Она даже не посмотрела на меня, просто вытерла кисть, смешала немного ультрамарина и провела полоску там, где на холсте изображалось небо, потом еще одну. Я не спрашивала, что это, но смахивало на Эйвери-хилл. Иззи рисовала ночь так, будто тусклые прожекторы светили вниз, на крошечных людей на земле. Я подождала еще минуту, но не осмелилась ничего сказать. Вряд ли она заметила, когда я сдалась и спустилась вниз, чтобы сказать тете Элейн, что Иззи идет.

Рыбный пирог был неплохим, хотя тетя Элейн не положила в него вареных яиц, которые мне больше всего нравились в рыбном пироге. И все-таки, если куры неслись, я по воскресеньям получала пирог с яйцами.

Марк быстро съел свою порцию и много хлеба, как будто перед этим долго голодал.

Иззи не спускалась вниз до тех пор, пока мы все не съели половину ужина. Она вымыла руки и села, но было видно, что она едва ли замечает происходящее вокруг, включая появление Марка. Она глядела в пространство так, как будто могла видеть свое полотно, запечатленное на кухонных ставнях.

Дядя Гарет рассказывал тете Элейн и дедушке об иллюстраторе, которого нашел, а бабушка выскабливала блюдо, чтобы набрать всем хоть немного добавки.

Марк не разговаривал, он смотрел на Иззи так, будто никогда раньше ее не видел.

«Кальварии» свалены в двух коробках: полноразмерные гипсовые слепки футовых каменных оригиналов, которые вырезала Иззи. На чердаке, похоже, абсолютно сухо, и слепки на ощупь не очень влажные, хотя кое-где от слепка Иисуса отвалились кусочки, а на ткани святой Вероники [52]52
  Святая Вероника – христианская святая, подавшая Иисусу ткань для того, чтобы обтереть лицо, когда тот спотыкался и падал на пути к распятию. В результате чего на ткани осталось нерукотворное изображение лица Иисуса.


[Закрыть]
лицо Иисуса пересекают трещинки.

Коробки тяжелые, но я довольно легко взваливаю их одну на другую. Оставив дядю Гарета проверять, есть ли на чердаке что-нибудь еще, с чем ему понадобится моя помощь, я несу коробки вниз по лестнице и осторожно открываю дверь офиса. Чтобы поберечь спину, сваливаю коробки не на пол, а на сундук Перро, и фотография в рамке со стуком падает лицом вниз. Я поднимаю ее, но разбитое стекло остается лежать там, где упал снимок. Это копия все той же фотографии Марка, а еще в рамку вставлено письмо. Видны несколько строчек:

Дорогой Гарет!

Мне бы хотелось, чтобы Вы узнали первым, до того, как я расскажу остальной семье, что согласился занять должность в административно-хозяйственном отделе «Лейланд мотор компани лимитед»…

– Спасибо, Уна, дорогая, – говорит дядя Гарет, входя в комнату. Он несет небольшую картину. – Ты мне очень помогла.

– Мне очень жаль, но эта фотография упала, – показываю я на снимок с безопасного расстояния.

Гарет берет картину под мышку и протягивает руку, чтобы перевернуть фотографию изображением вниз, положив ее на разбитое стекло.
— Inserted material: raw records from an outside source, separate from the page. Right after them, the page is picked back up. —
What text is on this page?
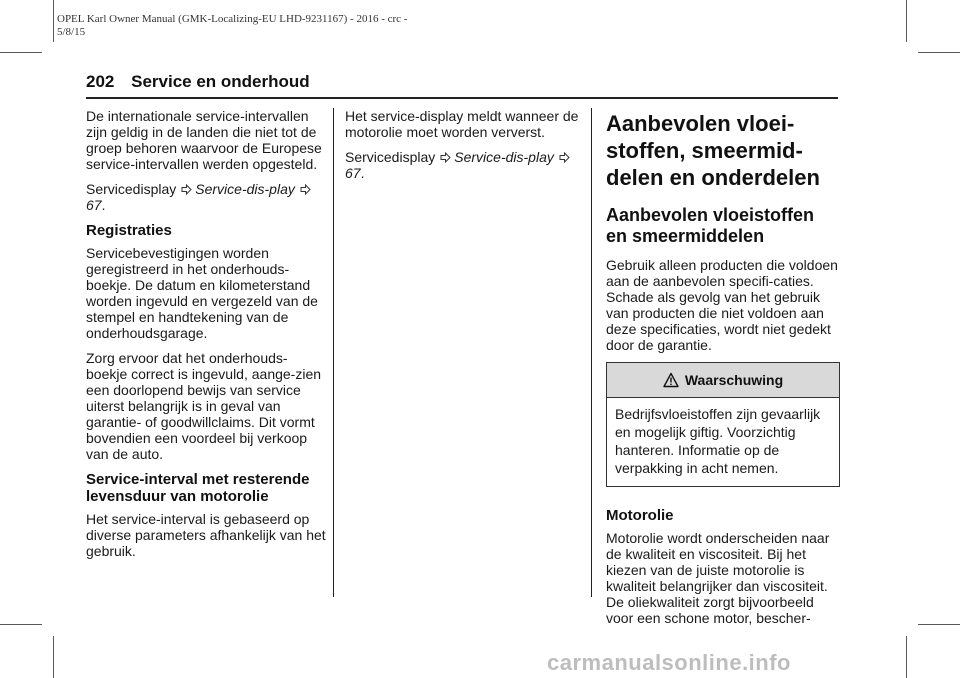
OPEL Karl Owner Manual (GMK-Localizing-EU LHD-9231167) - 2016 - crc -
5/8/15
202 Service en onderhoud

De internationale service-intervallen zijn geldig in de landen die niet tot de groep behoren waarvoor de Europese service-intervallen werden opgesteld.

Servicedisplay Service-dis-play
67.

Registraties

Servicebevestigingen worden geregistreerd in het onderhouds-boekje. De datum en kilometerstand worden ingevuld en vergezeld van de stempel en handtekening van de onderhoudsgarage.

Zorg ervoor dat het onderhouds-boekje correct is ingevuld, aange-zien een doorlopend bewijs van service uiterst belangrijk is in geval van garantie- of goodwillclaims. Dit vormt bovendien een voordeel bij verkoop van de auto.

Service-interval met resterende levensduur van motorolie

Het service-interval is gebaseerd op diverse parameters afhankelijk van het gebruik.

Het service-display meldt wanneer de motorolie moet worden ververst.

Servicedisplay Service-dis-play
67.

Aanbevolen vloei-stoffen, smeermid-delen en onderdelen
Aanbevolen vloeistoffen en smeermiddelen

Gebruik alleen producten die voldoen aan de aanbevolen specifi-caties. Schade als gevolg van het gebruik van producten die niet voldoen aan deze specificaties, wordt niet gedekt door de garantie.

Waarschuwing
Bedrijfsvloeistoffen zijn gevaarlijk en mogelijk giftig. Voorzichtig hanteren. Informatie op de verpakking in acht nemen.
Motorolie

Motorolie wordt onderscheiden naar de kwaliteit en viscositeit. Bij het kiezen van de juiste motorolie is kwaliteit belangrijker dan viscositeit. De oliekwaliteit zorgt bijvoorbeeld voor een schone motor, bescher-

carmanualsonline.info
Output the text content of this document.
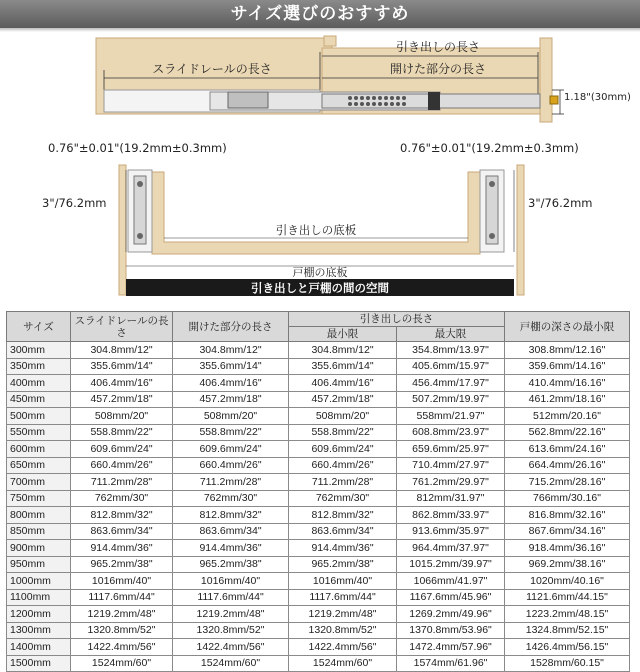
サイズ選びのおすすめ
引き出しの長さ
開けた部分の長さ
スライドレールの長さ
1.18"(30mm)
0.76"±0.01"(19.2mm±0.3mm)	0.76"±0.01"(19.2mm±0.3mm)
3"/76.2mm	3"/76.2mm
引き出しの底板
戸棚の底板
引き出しと戸棚の間の空間
サイズ	スライドレールの長さ	開けた部分の長さ	引き出しの長さ		戸棚の深さの最小限
			最小限	最大限	
300mm	304.8mm/12"	304.8mm/12"	304.8mm/12"	354.8mm/13.97"	308.8mm/12.16"
350mm	355.6mm/14"	355.6mm/14"	355.6mm/14"	405.6mm/15.97"	359.6mm/14.16"
400mm	406.4mm/16"	406.4mm/16"	406.4mm/16"	456.4mm/17.97"	410.4mm/16.16"
450mm	457.2mm/18"	457.2mm/18"	457.2mm/18"	507.2mm/19.97"	461.2mm/18.16"
500mm	508mm/20"	508mm/20"	508mm/20"	558mm/21.97"	512mm/20.16"
550mm	558.8mm/22"	558.8mm/22"	558.8mm/22"	608.8mm/23.97"	562.8mm/22.16"
600mm	609.6mm/24"	609.6mm/24"	609.6mm/24"	659.6mm/25.97"	613.6mm/24.16"
650mm	660.4mm/26"	660.4mm/26"	660.4mm/26"	710.4mm/27.97"	664.4mm/26.16"
700mm	711.2mm/28"	711.2mm/28"	711.2mm/28"	761.2mm/29.97"	715.2mm/28.16"
750mm	762mm/30"	762mm/30"	762mm/30"	812mm/31.97"	766mm/30.16"
800mm	812.8mm/32"	812.8mm/32"	812.8mm/32"	862.8mm/33.97"	816.8mm/32.16"
850mm	863.6mm/34"	863.6mm/34"	863.6mm/34"	913.6mm/35.97"	867.6mm/34.16"
900mm	914.4mm/36"	914.4mm/36"	914.4mm/36"	964.4mm/37.97"	918.4mm/36.16"
950mm	965.2mm/38"	965.2mm/38"	965.2mm/38"	1015.2mm/39.97"	969.2mm/38.16"
1000mm	1016mm/40"	1016mm/40"	1016mm/40"	1066mm/41.97"	1020mm/40.16"
1100mm	1117.6mm/44"	1117.6mm/44"	1117.6mm/44"	1167.6mm/45.96"	1121.6mm/44.15"
1200mm	1219.2mm/48"	1219.2mm/48"	1219.2mm/48"	1269.2mm/49.96"	1223.2mm/48.15"
1300mm	1320.8mm/52"	1320.8mm/52"	1320.8mm/52"	1370.8mm/53.96"	1324.8mm/52.15"
1400mm	1422.4mm/56"	1422.4mm/56"	1422.4mm/56"	1472.4mm/57.96"	1426.4mm/56.15"
1500mm	1524mm/60"	1524mm/60"	1524mm/60"	1574mm/61.96"	1528mm/60.15"
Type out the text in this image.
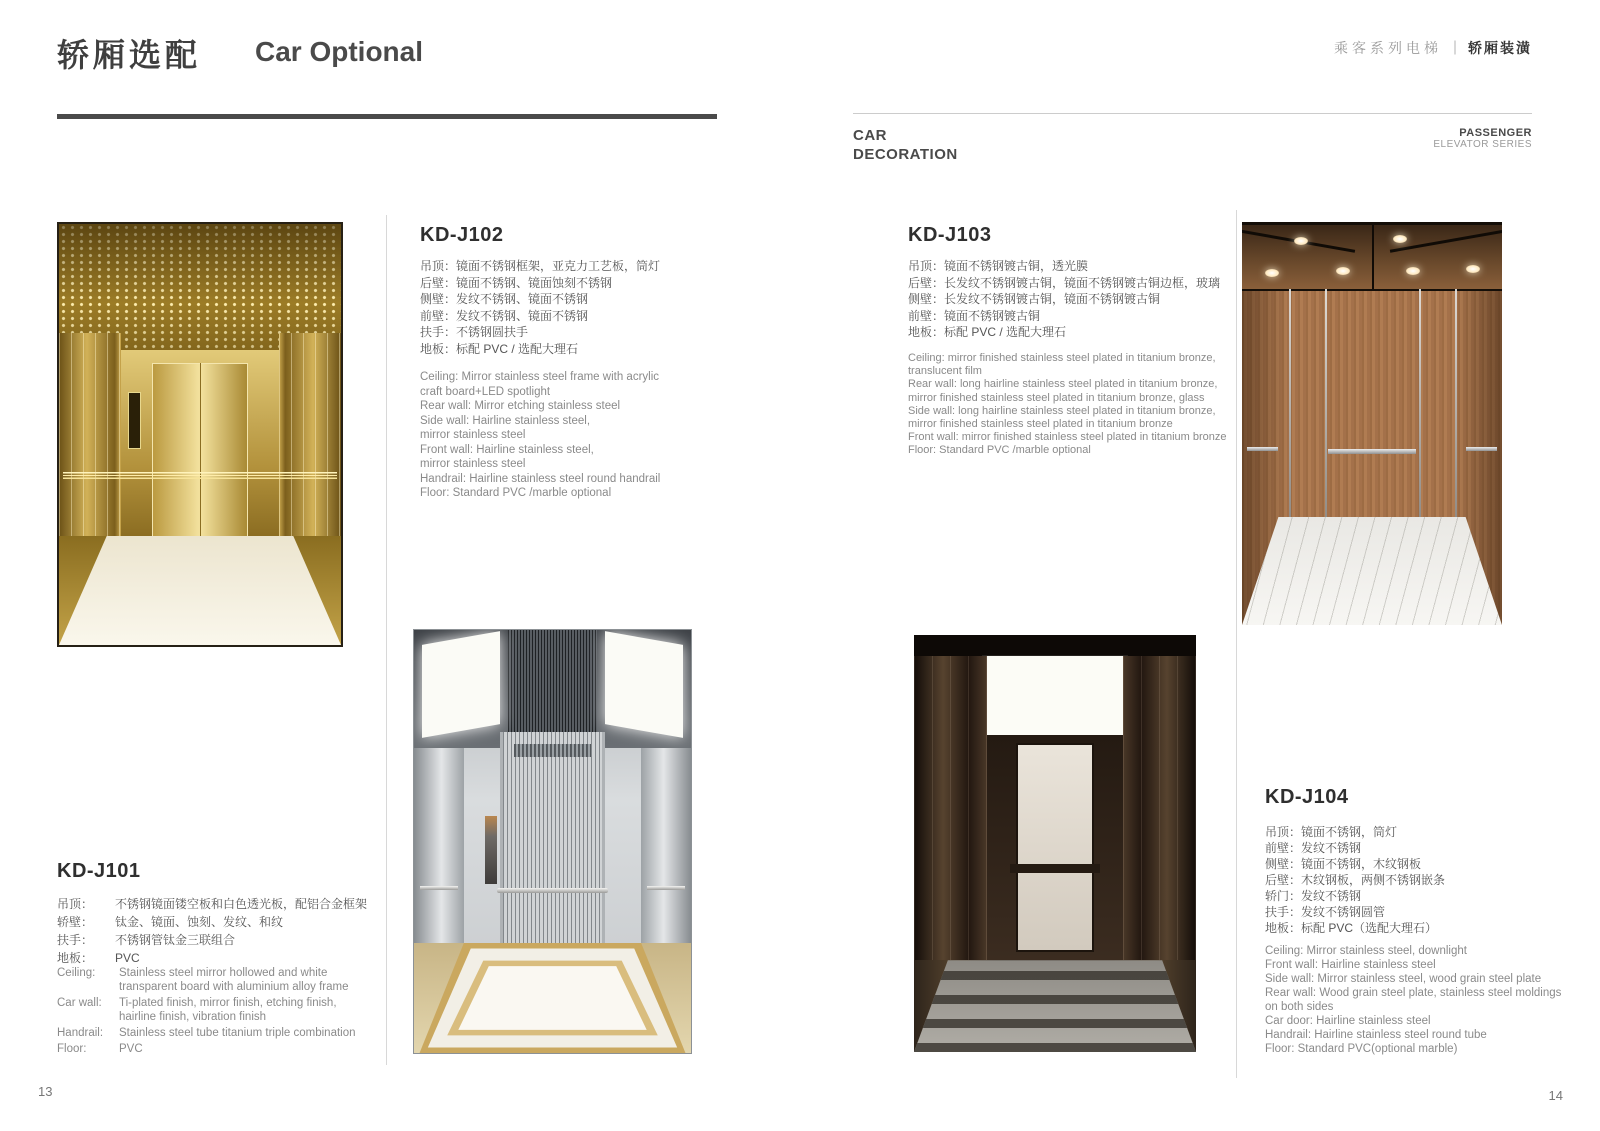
轿厢选配 Car Optional	乘客系列电梯 ｜ 轿厢装潢
CAR
DECORATION
PASSENGER
ELEVATOR SERIES
KD-J101
吊顶：	不锈钢镜面镂空板和白色透光板，配铝合金框架
轿壁：	钛金、镜面、蚀刻、发纹、和纹
扶手：	不锈钢管钛金三联组合
地板：	PVC
Ceiling:	Stainless steel mirror hollowed and white
transparent board with aluminium alloy frame
Car wall:	Ti-plated finish, mirror finish, etching finish,
hairline finish, vibration finish
Handrail:	Stainless steel tube titanium triple combination
Floor:	PVC
KD-J102
吊顶：镜面不锈钢框架，亚克力工艺板，筒灯
后壁：镜面不锈钢、镜面蚀刻不锈钢
侧壁：发纹不锈钢、镜面不锈钢
前壁：发纹不锈钢、镜面不锈钢
扶手：不锈钢圆扶手
地板：标配 PVC / 选配大理石
Ceiling: Mirror stainless steel frame with acrylic
craft board+LED spotlight
Rear wall: Mirror etching stainless steel
Side wall: Hairline stainless steel,
mirror stainless steel
Front wall: Hairline stainless steel,
mirror stainless steel
Handrail: Hairline stainless steel round handrail
Floor: Standard PVC /marble optional
KD-J103
吊顶：镜面不锈钢镀古铜，透光膜
后壁：长发纹不锈钢镀古铜，镜面不锈钢镀古铜边框，玻璃
侧壁：长发纹不锈钢镀古铜，镜面不锈钢镀古铜
前壁：镜面不锈钢镀古铜
地板：标配 PVC / 选配大理石
Ceiling: mirror finished stainless steel plated in titanium bronze,
translucent film
Rear wall: long hairline stainless steel plated in titanium bronze,
mirror finished stainless steel plated in titanium bronze, glass
Side wall: long hairline stainless steel plated in titanium bronze,
mirror finished stainless steel plated in titanium bronze
Front wall: mirror finished stainless steel plated in titanium bronze
Floor: Standard PVC /marble optional
KD-J104
吊顶：镜面不锈钢，筒灯
前壁：发纹不锈钢
侧壁：镜面不锈钢，木纹钢板
后壁：木纹钢板，两侧不锈钢嵌条
轿门：发纹不锈钢
扶手：发纹不锈钢圆管
地板：标配 PVC（选配大理石）
Ceiling: Mirror stainless steel, downlight
Front wall: Hairline stainless steel
Side wall: Mirror stainless steel, wood grain steel plate
Rear wall: Wood grain steel plate, stainless steel moldings
on both sides
Car door: Hairline stainless steel
Handrail: Hairline stainless steel round tube
Floor: Standard PVC(optional marble)
13	14
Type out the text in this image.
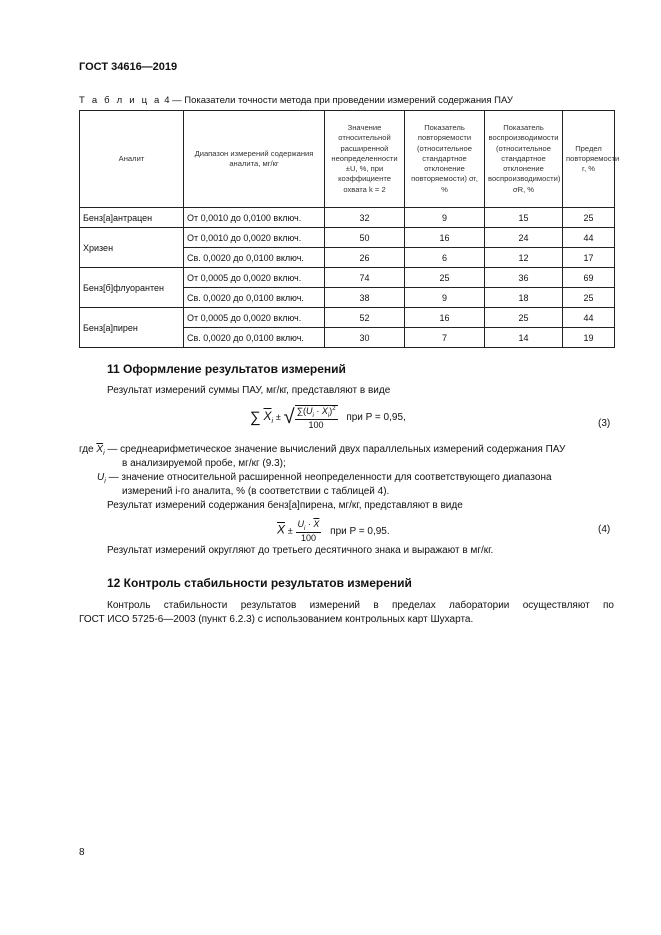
ГОСТ 34616—2019
Т а б л и ц а 4 — Показатели точности метода при проведении измерений содержания ПАУ
Аналит	Диапазон измерений содержания аналита, мг/кг	Значение относительной расширенной неопределенности ±U, %, при коэффициенте охвата k = 2	Показатель повторяемости (относительное стандартное отклонение повторяемости) σr, %	Показатель воспроизводимости (относительное стандартное отклонение воспроизводимости) σR, %	Предел повторяемости r, %
Бенз[а]антрацен	От 0,0010 до 0,0100 включ.	32	9	15	25
Хризен	От 0,0010 до 0,0020 включ.	50	16	24	44
	Св. 0,0020 до 0,0100 включ.	26	6	12	17
Бенз[б]флуорантен	От 0,0005 до 0,0020 включ.	74	25	36	69
	Св. 0,0020 до 0,0100 включ.	38	9	18	25
Бенз[а]пирен	От 0,0005 до 0,0020 включ.	52	16	25	44
	Св. 0,0020 до 0,0100 включ.	30	7	14	19
11 Оформление результатов измерений
Результат измерений суммы ПАУ, мг/кг, представляют в виде
∑ $\overline{X}_i$ ± √ $\frac{\sum(U_i \cdot \overline{X}_i)^2}{100}$ при P = 0,95,
(3)
где $\overline{X}_i$ — среднеарифметическое значение вычислений двух параллельных измерений содержания ПАУ
в анализируемой пробе, мг/кг (9.3);
$U_i$ — значение относительной расширенной неопределенности для соответствующего диапазона
измерений i-го аналита, % (в соответствии с таблицей 4).
Результат измерений содержания бенз[а]пирена, мг/кг, представляют в виде
$\overline{X} \pm \frac{U_i \cdot \overline{X}}{100}$ при P = 0,95.	(4)
Результат измерений округляют до третьего десятичного знака и выражают в мг/кг.
12 Контроль стабильности результатов измерений
Контроль стабильности результатов измерений в пределах лаборатории осуществляют по
ГОСТ ИСО 5725-6—2003 (пункт 6.2.3) с использованием контрольных карт Шухарта.
8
– О, не беспокойся. Я разберусь с этим позже. – Он протягивает картину. – Вот. Больше я ничего не смог найти, чтобы забрать. Но это должно быть твоим: я никогда не смогу ее продать. Думаю, у тебя есть к ней пара.

Это одна из картин моего отца, написанная масляными красками: «Рассвет в Ист-Эгге», которая была создана, по словам Иззи – а она в этом разбирается, – незадолго до того, как отец оставил Нью-Йорк в 1939 году. И дядя Гарет прав, на стене моей гостиной в Сиднее висит картина «Утро в Вест-Эгге».

– Но картина твоя. – Мои глаза щиплет от слез. – Ты привез их из Америки. Помню, ты рассказывал, как пришлось провозить их контрабандой.

– Да, – улыбается он. – Впрочем, у меня не было времени, чтобы беспокоиться о картинах, когда приходилось присматривать за тобой. Я не имел опыта в обращении с малышами. Но ты была такой паинькой, даже когда у тебя началась морская болезнь. Ты обнимала медвежонка Смоуки и держалась умницей. А теперь я отдаю эту картину тебе. Две картины должны быть вместе.

– Ну… если ты уверен… Я знаю, куда в точности ее повешу. – Я поднимаю картину, чтобы лучше ее рассмотреть. – Там есть два окна, а между ними как раз подходящий промежуток… Знаешь, я всегда думала, почему он не дал им настоящие названия. Почему взял названия из «Гэтсби»…

– «Великий Гэтсби» была его любимая книга…

– Я и не знала.

– Не знала? Да, так и было. Такая американская книга, одержимая идеей об утраченной невинности. Но, мне думается, он просто хотел поступить так, как ему хотелось. Поэтому не назвал их географическими именами, которые есть на карте, ему не приходилось придерживаться точной достоверности. Он мог создавать узоры с помощью красок и таким образом выражать то, что хотел.

– Я никогда не думала об этом, но звучит разумно. Ты уверен, что хочешь отдать ее мне?

– У меня уже не будет для нее достаточно места, где бы я ни встретил свой конец. Возьми их все, если хочешь, возьми и шкафчик. Я хотел бы отдать тебе и кроликов.

Я подношу к окну «Рассвет в Ист-Эгге»: волнолом ловит свет и отбрасывает на неподвижную, темную воду, превращая в драгоценное ожерелье. Ожерелье ломается в кильватере раннего, серого, как тень, быстроходного катера, движущегося из бухты в открытое море.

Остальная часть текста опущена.